1949 – Ma and Pa Kettle, the first of the long-running hillbilly film series starring Wallace Beery and Marjorie Main. The big-budget The Egg and I (1947) was the first Kettle Universal film. But it is this low-budget version and its sequels that becomes famous.



1950 – Josephine Hull becomes the first actress to win an acting Oscar in a Universal film, for her performance in Harvey. She takes home the Best Supporting Actress award.
1953 – The Glass Web, a crime film with Edgar G. Robinson, becomes Universal's first 3D film.
1954 – A struggling Universal is saved by the 3D horror film The Creature from the Black Lagoon.
1955 – After the success of 1954's Godzilla and the money-making rerelease of 1933's King Kong, Universal makes Tarantula, ushering in the "giant monster" genre of low-budget American films that dominates the 1950s.
1956 – Dorothy Malone wins Best Supporting Actress for Universal's Written on the Wind.
1959 – Pillow Talk, the first Rock Hudson-Doris Day movie, and the fifth highest-grossing film of the year. Hudson-Day become a staple of Universal films over the next six years.



1960 – Spartacus becomes the first Universal film to be the number-one box office film of the year. Peter Ustinov wins the Oscar for Best Supporting Actor.
1962 – Cape Fear, last of the Universal film noirs.
1962 – To Kill a Mockingbird becomes the seventh highest-grossing film of the year. It is nominated for Best Picture, and Gregory Peck wins the Oscar for Best Actor.
1969 – Anne of the Thousand Days is nominated for Best Picture.

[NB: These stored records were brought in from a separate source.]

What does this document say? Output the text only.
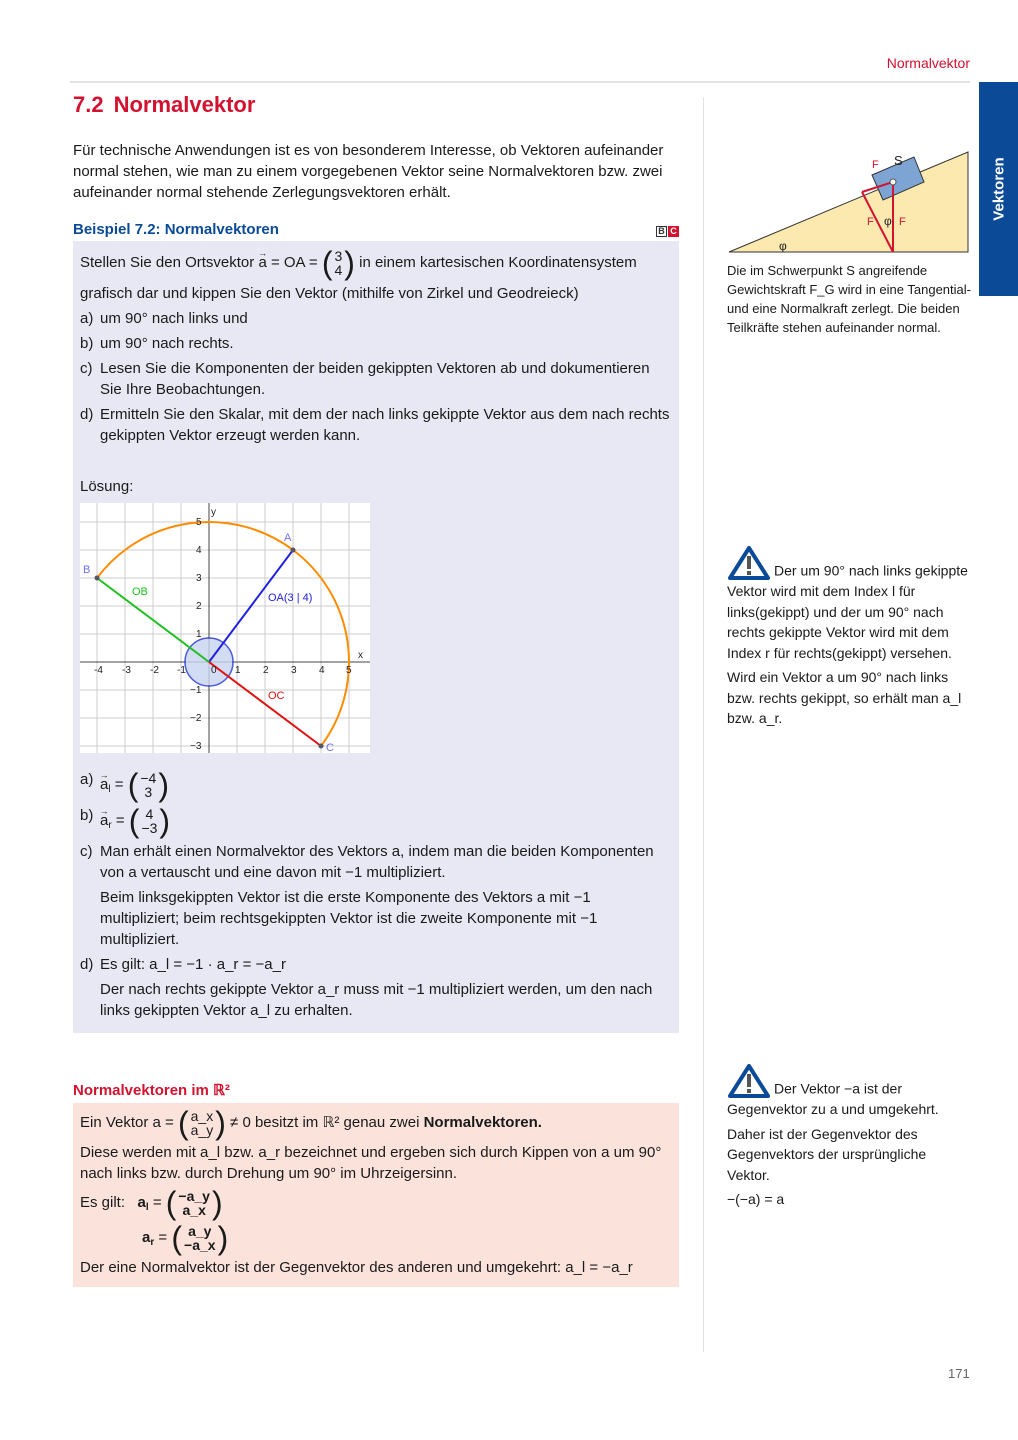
Normalvektor
Vektoren
7.2 Normalvektor
Für technische Anwendungen ist es von besonderem Interesse, ob Vektoren aufeinander normal stehen, wie man zu einem vorgegebenen Vektor seine Normalvektoren bzw. zwei aufeinander normal stehende Zerlegungsvektoren erhält.
Beispiel 7.2: Normalvektoren	B C

Stellen Sie den Ortsvektor → a = OA = ( 3
4 ) in einem kartesischen Koordinatensystem

grafisch dar und kippen Sie den Vektor (mithilfe von Zirkel und Geodreieck)

a) um 90° nach links und
b) um 90° nach rechts.
c) Lesen Sie die Komponenten der beiden gekippten Vektoren ab und dokumentieren Sie Ihre Beobachtungen.
d) Ermitteln Sie den Skalar, mit dem der nach links gekippte Vektor aus dem nach rechts gekippten Vektor erzeugt werden kann.
Lösung:
-4 -3 -2 -1	0 1 2 3 4 5
5
4
3
2
1
−1
−2
−3
y
x
A
B
C
OA(3 | 4)
OB
OC
$a) \to a_l$ = ( −4
3 )
$b) \to a_r$ = ( 4
−3 )
c) Man erhält einen Normalvektor des Vektors a, indem man die beiden Komponenten von a vertauscht und eine davon mit −1 multipliziert.

Beim linksgekippten Vektor ist die erste Komponente des Vektors a mit −1 multipliziert; beim rechtsgekippten Vektor ist die zweite Komponente mit −1 multipliziert.
d) Es gilt: a_l = −1 · a_r = −a_r

Der nach rechts gekippte Vektor a_r muss mit −1 multipliziert werden, um den nach links gekippten Vektor a_l zu erhalten.
Normalvektoren im ℝ²

Ein Vektor a = ( a_x
a_y ) ≠ 0 besitzt im ℝ² genau zwei Normalvektoren.

Diese werden mit a_l bzw. a_r bezeichnet und ergeben sich durch Kippen von a um 90° nach links bzw. durch Drehung um 90° im Uhrzeigersinn.

Es gilt: $a_l$ = ( −a_y
a_x )

$a_r$ = ( a_y
−a_x )

Der eine Normalvektor ist der Gegenvektor des anderen und umgekehrt: a_l = −a_r

S
F
F F
φ
φ
Die im Schwerpunkt S angreifende Gewichtskraft F_G wird in eine Tangential- und eine Normalkraft zerlegt. Die beiden Teilkräfte stehen aufeinander normal.

Der um 90° nach links gekippte Vektor wird mit dem Index l für links(gekippt) und der um 90° nach rechts gekippte Vektor wird mit dem Index r für rechts(gekippt) versehen.

Wird ein Vektor a um 90° nach links bzw. rechts gekippt, so erhält man a_l bzw. a_r.

Der Vektor −a ist der Gegenvektor zu a und umgekehrt.

Daher ist der Gegenvektor des Gegenvektors der ursprüngliche Vektor.

−(−a) = a

171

1970 – Airport is nominated for Best Picture. Helen Hayes wins Best Supporting Actress.
1973 – American Graffiti, the first feature film by George Lucas, is nominated for Best Picture. It is the third highest-grossing film of the year.
1973 – The Sting is the highest-grossing film of the year, and becomes only the second Universal film to win Best Picture. George Roy Hill wins Best Director.
1975 – Jaws is released, ushering in the era of the blockbuster and launching Steven Spielberg's career. For decades, it is the highest-grossing film of all time.
1978 – The classic comedy Animal House ushers in a new era of comedy. It is the third highest-grossing film of the year.
1978 – The Deer Hunter becomes the third Universal film to win the Academy Award for Best Picture. Michael Cimino wins Best Director, and Christopher Walken wins Best Supporting actor.

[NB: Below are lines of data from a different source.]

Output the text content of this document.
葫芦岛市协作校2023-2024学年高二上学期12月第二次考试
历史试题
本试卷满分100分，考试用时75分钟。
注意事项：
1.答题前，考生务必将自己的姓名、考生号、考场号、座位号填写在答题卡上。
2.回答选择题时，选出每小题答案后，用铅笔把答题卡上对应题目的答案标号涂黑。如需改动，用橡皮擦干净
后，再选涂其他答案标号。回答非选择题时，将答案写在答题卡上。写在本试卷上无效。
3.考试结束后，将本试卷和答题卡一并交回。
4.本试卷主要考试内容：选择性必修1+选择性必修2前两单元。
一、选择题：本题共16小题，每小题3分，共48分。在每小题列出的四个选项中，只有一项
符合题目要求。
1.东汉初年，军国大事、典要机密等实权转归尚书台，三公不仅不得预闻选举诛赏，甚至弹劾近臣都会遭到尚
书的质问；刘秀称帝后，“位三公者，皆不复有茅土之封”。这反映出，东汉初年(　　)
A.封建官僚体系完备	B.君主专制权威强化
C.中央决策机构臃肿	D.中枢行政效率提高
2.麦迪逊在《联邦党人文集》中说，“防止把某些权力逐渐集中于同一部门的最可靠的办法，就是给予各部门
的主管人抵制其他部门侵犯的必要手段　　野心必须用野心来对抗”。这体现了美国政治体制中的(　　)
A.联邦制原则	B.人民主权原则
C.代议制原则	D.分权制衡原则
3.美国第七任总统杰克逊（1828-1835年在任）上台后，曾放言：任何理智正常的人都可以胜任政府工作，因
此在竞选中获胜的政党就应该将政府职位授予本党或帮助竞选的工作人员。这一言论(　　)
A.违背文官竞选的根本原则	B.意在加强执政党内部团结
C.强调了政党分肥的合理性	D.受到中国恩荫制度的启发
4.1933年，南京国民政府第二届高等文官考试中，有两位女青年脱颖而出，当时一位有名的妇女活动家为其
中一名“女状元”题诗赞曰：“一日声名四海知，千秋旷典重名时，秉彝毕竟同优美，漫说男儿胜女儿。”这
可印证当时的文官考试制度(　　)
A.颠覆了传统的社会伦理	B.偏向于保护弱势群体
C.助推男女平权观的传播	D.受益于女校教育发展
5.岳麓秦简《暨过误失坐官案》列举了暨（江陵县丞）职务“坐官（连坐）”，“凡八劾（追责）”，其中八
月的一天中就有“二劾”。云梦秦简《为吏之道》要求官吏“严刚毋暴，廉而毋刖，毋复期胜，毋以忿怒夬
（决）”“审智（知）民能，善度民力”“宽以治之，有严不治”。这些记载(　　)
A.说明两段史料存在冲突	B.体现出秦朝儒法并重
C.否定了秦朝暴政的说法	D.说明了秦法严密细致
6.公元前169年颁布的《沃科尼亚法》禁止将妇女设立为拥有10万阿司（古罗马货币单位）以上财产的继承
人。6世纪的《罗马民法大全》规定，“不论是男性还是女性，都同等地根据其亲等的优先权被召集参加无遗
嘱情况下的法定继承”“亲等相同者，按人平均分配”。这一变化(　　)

1980 – Coal Miner's Daughter is nominated for the Academy Award for Best Picture, and is the seventh highest-grossing film of the year. Sissy Spacek wins Best Actress.
1982 – E.T. the Extra-Terrestrial is nominated for the Academy Award for Best Picture, and is the highest-grossing film of the year. Along with Jaws and Star Wars, it stands atop the highest-grossing films list for decades.
1984 – Sixteen Candles launches the directorial film career of John Hughes.
1985 – Back to the Future becomes the highest-grossing film of the year.
1989 – Born on the Fourth of July is nominated for the Academy Award for Best Picture. Oliver Stone wins Best Director.

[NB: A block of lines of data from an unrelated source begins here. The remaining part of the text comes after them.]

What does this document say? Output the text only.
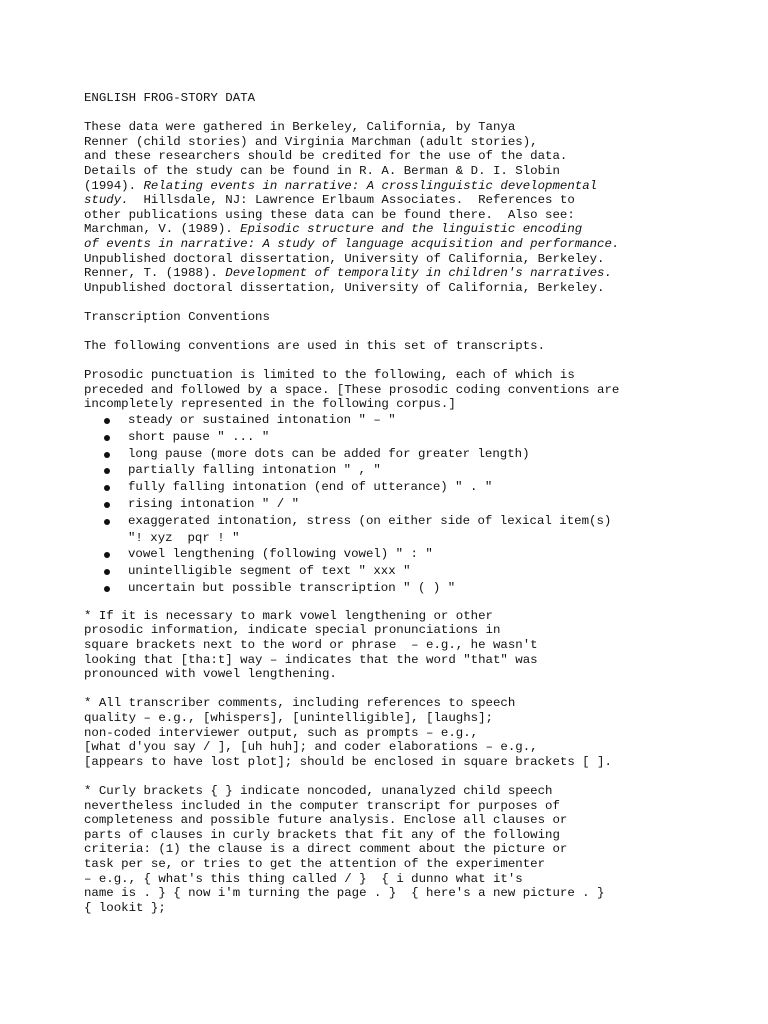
ENGLISH FROG-STORY DATA
These data were gathered in Berkeley, California, by Tanya
Renner (child stories) and Virginia Marchman (adult stories),
and these researchers should be credited for the use of the data.
Details of the study can be found in R. A. Berman & D. I. Slobin
(1994). Relating events in narrative: A crosslinguistic developmental
study.  Hillsdale, NJ: Lawrence Erlbaum Associates.  References to
other publications using these data can be found there.  Also see:
Marchman, V. (1989). Episodic structure and the linguistic encoding
of events in narrative: A study of language acquisition and performance.
Unpublished doctoral dissertation, University of California, Berkeley.
Renner, T. (1988). Development of temporality in children's narratives.
Unpublished doctoral dissertation, University of California, Berkeley.
Transcription Conventions
The following conventions are used in this set of transcripts.
Prosodic punctuation is limited to the following, each of which is
preceded and followed by a space. [These prosodic coding conventions are
incompletely represented in the following corpus.]
steady or sustained intonation " – "
short pause " ... "
long pause (more dots can be added for greater length)
partially falling intonation " , "
fully falling intonation (end of utterance) " . "
rising intonation " / "
exaggerated intonation, stress (on either side of lexical item(s)
"! xyz  pqr ! "
vowel lengthening (following vowel) " : "
unintelligible segment of text " xxx "
uncertain but possible transcription " ( ) "
* If it is necessary to mark vowel lengthening or other
prosodic information, indicate special pronunciations in
square brackets next to the word or phrase  – e.g., he wasn't
looking that [tha:t] way – indicates that the word "that" was
pronounced with vowel lengthening.
* All transcriber comments, including references to speech
quality – e.g., [whispers], [unintelligible], [laughs];
non-coded interviewer output, such as prompts – e.g.,
[what d'you say / ], [uh huh]; and coder elaborations – e.g.,
[appears to have lost plot]; should be enclosed in square brackets [ ].
* Curly brackets { } indicate noncoded, unanalyzed child speech
nevertheless included in the computer transcript for purposes of
completeness and possible future analysis. Enclose all clauses or
parts of clauses in curly brackets that fit any of the following
criteria: (1) the clause is a direct comment about the picture or
task per se, or tries to get the attention of the experimenter
– e.g., { what's this thing called / }  { i dunno what it's
name is . } { now i'm turning the page . }  { here's a new picture . }
{ lookit };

1993 – Jurassic Park is the highest-grossing film of the year. It ushers in the era of CGI films.
1998 – Shakespeare In Love wins Best Picture. Gwyneth Paltrow wins Best Actress, and Judi Dench wins Best Supporting Actress.



2001 – The Fast and the Furious is released. The film spawns eight sequels, and makes more than $2.5 billion worldwide.
2010 – Despicable Me is the ninth highest-grossing film of the year, and Universal's first hit animated film.